In still another implementation, when each of the four tumbler rings has ten possible positions, an example design algorithm can include two independent steps. Both of the two independent steps depend on a study on what is the most frequently used letters in a group of words. Different studies based on different selections of the group of words (e.g., in Webster dictionary, in press, or in literature) may yield different lists of most frequently used letters. In one specific example, a study found that most frequently used letters follows the following list: “etaoinsrhldcumfpgwybvkxjqz.” Based on this list of most frequently used letters, in the first independent step, the top fourteen most-frequently-used letters are selected and the five vowels are discarded; the resulted nine letters, “tnsrhldcm,” are selected as the alphabetical-letter position-labels for the first tumbler ring.
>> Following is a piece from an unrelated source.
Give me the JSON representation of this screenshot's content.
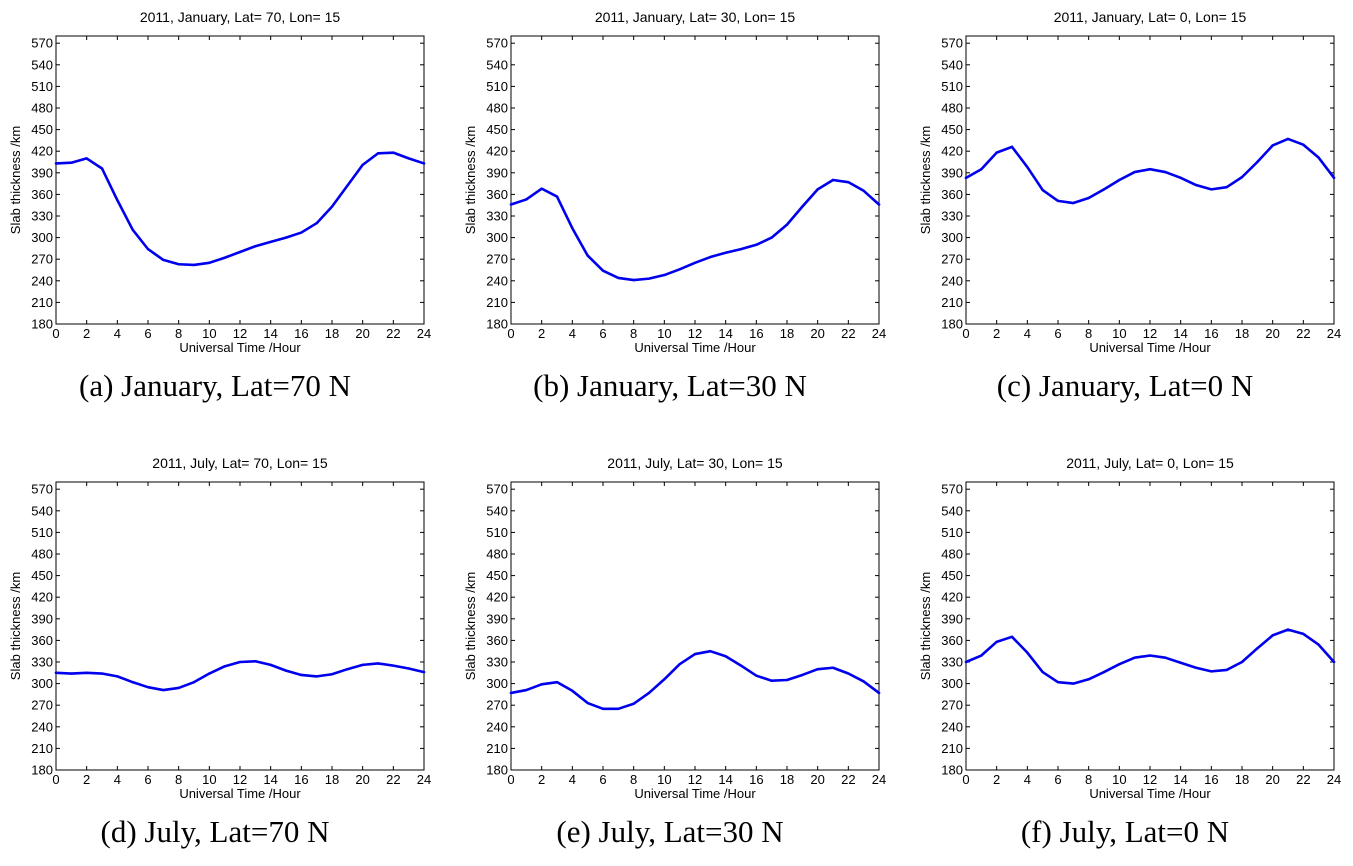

In the second independent step, the top nine most-frequently-used letters, “etaoinsrh,” are selected as the alphabetical-letter position-labels for each of the second, third, and fourth tumbler rings. FIG. 4 shows a table 400 that lists the position-labels for each of the four tumbler rings based on the design algorithm as described above. In table 400 as shown in FIG. 4, each of the four tumbler rings has ten positions in which each of nine positions is labeled with an alphabetical-letter and one position is labeled with a wild-card.

Based on above teachings, people skilled in the art can use other design algorithms to select multiple alphabetical-letters, and subsequently, use a wild-card along with the selected multiple alphabetical-letters as the position-labels for each of the tumbler rings.

FIG. 5 shows an example of a briefcase 500 that includes two combination locks 100A and 100B. Each of the two combination locks (100A, or 100B) includes four tumbler rings, 20, 40, 60, and 80. Each tumbler ring (20, 40, 60, or 80) can be settled at one of multiple predetermined positions. On each tumbler ring, there are multiple position-labels. Each of the multiple position-labels indicates one of the multiple positions that a tumbler ring can settle at. Each tumbler ring has a wild-card position-label (e.g., 45) and multiple alphabetical-letter position-labels. Each of the multiple alphabetical-letter position-labels is a single alphabetical-letter. The wild-card position-label can be a star “*”, dollar sign “$”, a company log, or simply a blank. Other selections of the wild-card position-label are also possible.

In FIG. 5, when each of the two combination locks (100A, or 100B) includes four tumbler rings, large number of eight-letters words can be spelled. For example, assume that the position-labels for the four tumbler rings on each combination lock (100A, or 100B) are selected based on table 400 on FIG. 4, then, “SUITCASE” can be spelled as “S*ITCASE”; where the wild-card “*” is used to represent letter “U” that can not be found on tumbler ring 40 in combination lock 100A.

In the implementation as shown in FIG. 5, briefcase 500 includes two combination locks. In other implementations, briefcase 500 can include one combination lock. Still in other implementations, 500 can include more than two combination locks.

The present invention has been described in terms of a number of implementations. The invention, however, is not limited to the implementations depicted and described. Rather, the scope of the invention is defined by the appended claims.